Unless you're Jewish and climb the CEO ladder, you'll be stuck between 80-100K depending on what specialty you pick. In case you don't know, Jews promote Jews along the CEO ladder. I saw it happen first hand here. Our company has a data warehouse department. I was in that department when it first started. It was me and some other dude. The guy left, and then the department fizzled, until they gave it to a Jew. Guess what? He got to "kingdom build" an entire department of 6 people and now he's a manager with a parking spot out front and a high salary. It happens, so don't tell me it doesn't. Some crack pot or recruiter will immediately come in here and say it's easy to get a 100k job and move up the CEO ladder even if you aren't Jewish. Yeah, right, ok, then everyone on TW would have a job. If there's so many then why is the IT field going to shit? Why? Because you need an "in" and you have to know 10 complicated languages just to get a job. Besides the 10 acronyms that most don't have, most companies throw in some special language or application that one can only learn on the job. How many of you know EMC hard drives? Is EMC taught in college? No. Can you afford the classes on your own? No. Yet many jobs would ask that you be an EMC expert to get the job.

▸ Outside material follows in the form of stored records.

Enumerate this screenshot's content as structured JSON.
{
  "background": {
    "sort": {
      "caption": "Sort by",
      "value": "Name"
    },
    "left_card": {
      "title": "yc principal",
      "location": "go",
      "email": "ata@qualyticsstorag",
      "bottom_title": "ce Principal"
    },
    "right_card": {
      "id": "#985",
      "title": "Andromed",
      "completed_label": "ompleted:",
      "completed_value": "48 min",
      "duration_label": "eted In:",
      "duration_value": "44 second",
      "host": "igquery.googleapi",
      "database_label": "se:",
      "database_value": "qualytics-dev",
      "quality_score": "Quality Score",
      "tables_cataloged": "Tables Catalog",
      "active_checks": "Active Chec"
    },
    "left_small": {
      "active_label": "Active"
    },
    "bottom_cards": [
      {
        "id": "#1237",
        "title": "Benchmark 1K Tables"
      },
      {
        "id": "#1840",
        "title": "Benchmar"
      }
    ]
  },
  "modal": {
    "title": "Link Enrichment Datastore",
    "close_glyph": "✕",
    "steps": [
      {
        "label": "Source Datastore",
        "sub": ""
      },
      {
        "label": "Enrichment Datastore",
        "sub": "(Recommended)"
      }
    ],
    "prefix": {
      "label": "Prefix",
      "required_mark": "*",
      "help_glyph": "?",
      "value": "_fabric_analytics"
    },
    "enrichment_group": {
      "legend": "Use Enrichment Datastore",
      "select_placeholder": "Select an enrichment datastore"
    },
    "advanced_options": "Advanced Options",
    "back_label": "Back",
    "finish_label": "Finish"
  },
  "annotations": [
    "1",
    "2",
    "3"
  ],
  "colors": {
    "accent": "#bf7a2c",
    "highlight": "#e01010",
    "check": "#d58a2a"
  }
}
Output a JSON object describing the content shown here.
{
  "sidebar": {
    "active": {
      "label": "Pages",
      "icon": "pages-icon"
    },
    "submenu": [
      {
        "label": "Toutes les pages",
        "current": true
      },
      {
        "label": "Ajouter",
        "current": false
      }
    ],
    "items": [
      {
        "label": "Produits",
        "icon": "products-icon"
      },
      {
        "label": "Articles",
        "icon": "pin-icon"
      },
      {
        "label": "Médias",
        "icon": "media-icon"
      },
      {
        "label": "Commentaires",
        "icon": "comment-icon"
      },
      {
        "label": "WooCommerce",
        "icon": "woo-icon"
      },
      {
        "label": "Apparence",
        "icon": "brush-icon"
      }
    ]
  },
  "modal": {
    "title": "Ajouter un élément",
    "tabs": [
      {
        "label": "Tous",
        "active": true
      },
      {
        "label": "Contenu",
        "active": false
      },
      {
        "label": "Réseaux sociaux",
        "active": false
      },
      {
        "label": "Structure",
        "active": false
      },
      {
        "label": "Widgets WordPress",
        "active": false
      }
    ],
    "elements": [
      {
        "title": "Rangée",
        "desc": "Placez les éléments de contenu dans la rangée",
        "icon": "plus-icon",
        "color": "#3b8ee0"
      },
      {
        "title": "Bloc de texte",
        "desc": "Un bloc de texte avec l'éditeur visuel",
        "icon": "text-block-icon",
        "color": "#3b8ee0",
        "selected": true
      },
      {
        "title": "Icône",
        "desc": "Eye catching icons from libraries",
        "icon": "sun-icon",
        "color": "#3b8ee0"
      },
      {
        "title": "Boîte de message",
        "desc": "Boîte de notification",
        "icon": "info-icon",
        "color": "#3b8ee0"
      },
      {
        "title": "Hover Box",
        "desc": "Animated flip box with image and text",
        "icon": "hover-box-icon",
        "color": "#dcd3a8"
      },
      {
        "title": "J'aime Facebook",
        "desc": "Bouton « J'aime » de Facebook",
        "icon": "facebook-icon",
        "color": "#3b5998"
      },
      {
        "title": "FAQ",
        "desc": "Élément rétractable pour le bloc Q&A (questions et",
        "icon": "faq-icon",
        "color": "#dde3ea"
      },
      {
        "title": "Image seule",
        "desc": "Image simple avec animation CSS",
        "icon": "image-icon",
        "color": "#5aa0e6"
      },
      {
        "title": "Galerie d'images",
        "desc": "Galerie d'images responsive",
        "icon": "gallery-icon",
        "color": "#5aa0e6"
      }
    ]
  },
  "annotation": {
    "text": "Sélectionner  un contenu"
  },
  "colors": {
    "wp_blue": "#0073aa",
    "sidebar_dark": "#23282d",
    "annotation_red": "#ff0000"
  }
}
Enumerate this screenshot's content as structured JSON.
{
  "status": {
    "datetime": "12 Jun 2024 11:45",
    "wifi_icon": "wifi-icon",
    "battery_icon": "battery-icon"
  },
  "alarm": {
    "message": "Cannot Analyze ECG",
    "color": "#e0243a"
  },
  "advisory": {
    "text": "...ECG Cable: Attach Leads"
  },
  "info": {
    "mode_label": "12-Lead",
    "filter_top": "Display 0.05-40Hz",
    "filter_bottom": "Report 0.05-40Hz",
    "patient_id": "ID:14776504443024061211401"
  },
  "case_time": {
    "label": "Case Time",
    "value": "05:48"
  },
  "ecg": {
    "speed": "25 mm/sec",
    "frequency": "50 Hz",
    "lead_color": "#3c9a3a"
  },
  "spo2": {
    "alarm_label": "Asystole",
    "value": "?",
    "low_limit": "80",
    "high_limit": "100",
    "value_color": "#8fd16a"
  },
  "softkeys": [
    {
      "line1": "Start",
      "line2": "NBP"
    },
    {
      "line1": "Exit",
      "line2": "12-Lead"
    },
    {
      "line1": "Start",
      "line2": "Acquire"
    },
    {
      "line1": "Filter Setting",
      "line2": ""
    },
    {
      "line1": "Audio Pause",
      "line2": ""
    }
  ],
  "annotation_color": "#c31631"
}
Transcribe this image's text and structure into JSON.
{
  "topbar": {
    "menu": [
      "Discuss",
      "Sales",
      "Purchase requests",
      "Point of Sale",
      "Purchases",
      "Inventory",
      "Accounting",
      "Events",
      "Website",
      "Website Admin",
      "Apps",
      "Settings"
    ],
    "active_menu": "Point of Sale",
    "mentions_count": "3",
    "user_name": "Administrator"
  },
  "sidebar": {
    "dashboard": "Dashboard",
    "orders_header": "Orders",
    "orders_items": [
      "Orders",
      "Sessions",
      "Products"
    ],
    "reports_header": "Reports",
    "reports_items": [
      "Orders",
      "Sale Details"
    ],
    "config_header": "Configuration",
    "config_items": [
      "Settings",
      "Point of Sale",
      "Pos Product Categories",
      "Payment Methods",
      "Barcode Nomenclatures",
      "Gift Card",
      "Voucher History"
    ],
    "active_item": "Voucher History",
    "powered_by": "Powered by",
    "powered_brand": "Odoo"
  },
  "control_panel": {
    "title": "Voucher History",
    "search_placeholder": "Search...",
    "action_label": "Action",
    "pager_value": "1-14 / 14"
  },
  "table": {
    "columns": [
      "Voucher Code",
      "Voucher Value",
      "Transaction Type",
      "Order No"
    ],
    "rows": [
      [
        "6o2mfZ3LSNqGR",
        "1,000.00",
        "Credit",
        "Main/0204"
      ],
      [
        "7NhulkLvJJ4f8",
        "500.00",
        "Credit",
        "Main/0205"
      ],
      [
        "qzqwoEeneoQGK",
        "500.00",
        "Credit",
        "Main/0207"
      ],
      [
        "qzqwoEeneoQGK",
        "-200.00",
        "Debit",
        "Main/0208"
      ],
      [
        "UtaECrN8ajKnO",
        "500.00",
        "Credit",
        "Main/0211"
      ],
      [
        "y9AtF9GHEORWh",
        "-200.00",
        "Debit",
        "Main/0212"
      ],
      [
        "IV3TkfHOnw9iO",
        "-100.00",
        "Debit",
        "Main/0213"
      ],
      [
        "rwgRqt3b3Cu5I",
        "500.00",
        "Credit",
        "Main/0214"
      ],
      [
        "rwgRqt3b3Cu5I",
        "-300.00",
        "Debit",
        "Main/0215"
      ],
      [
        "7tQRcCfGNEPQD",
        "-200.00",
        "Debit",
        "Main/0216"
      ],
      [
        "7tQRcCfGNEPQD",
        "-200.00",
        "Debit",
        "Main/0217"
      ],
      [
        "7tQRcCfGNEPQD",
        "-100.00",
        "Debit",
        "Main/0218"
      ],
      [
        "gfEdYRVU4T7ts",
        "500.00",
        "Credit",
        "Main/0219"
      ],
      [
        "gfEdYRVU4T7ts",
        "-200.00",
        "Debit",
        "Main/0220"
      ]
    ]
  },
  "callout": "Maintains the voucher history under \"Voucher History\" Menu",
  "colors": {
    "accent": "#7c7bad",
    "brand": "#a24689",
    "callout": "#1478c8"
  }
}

IT is not worth going into because when the bubble burst in 2000, it fucked up everything. Web programming became a blue collar job with most being paid $11/hour. There's no middle managers left, it's all CEOs at the top, and then blue collar monkeys at the bottom. Working in IT means being in a noisy cube farm with no privacy, everything you do being tracked, watched, cameras, fuck it. Do something else, go in a completely different direction.
It's 9am and there's 2 conversations going on around me. One in spanish, the other english. It will be this way all day. People will walk thru the cube farm making noise yelling to each other. We tell the managers it's noisy, but they can't do anything about it.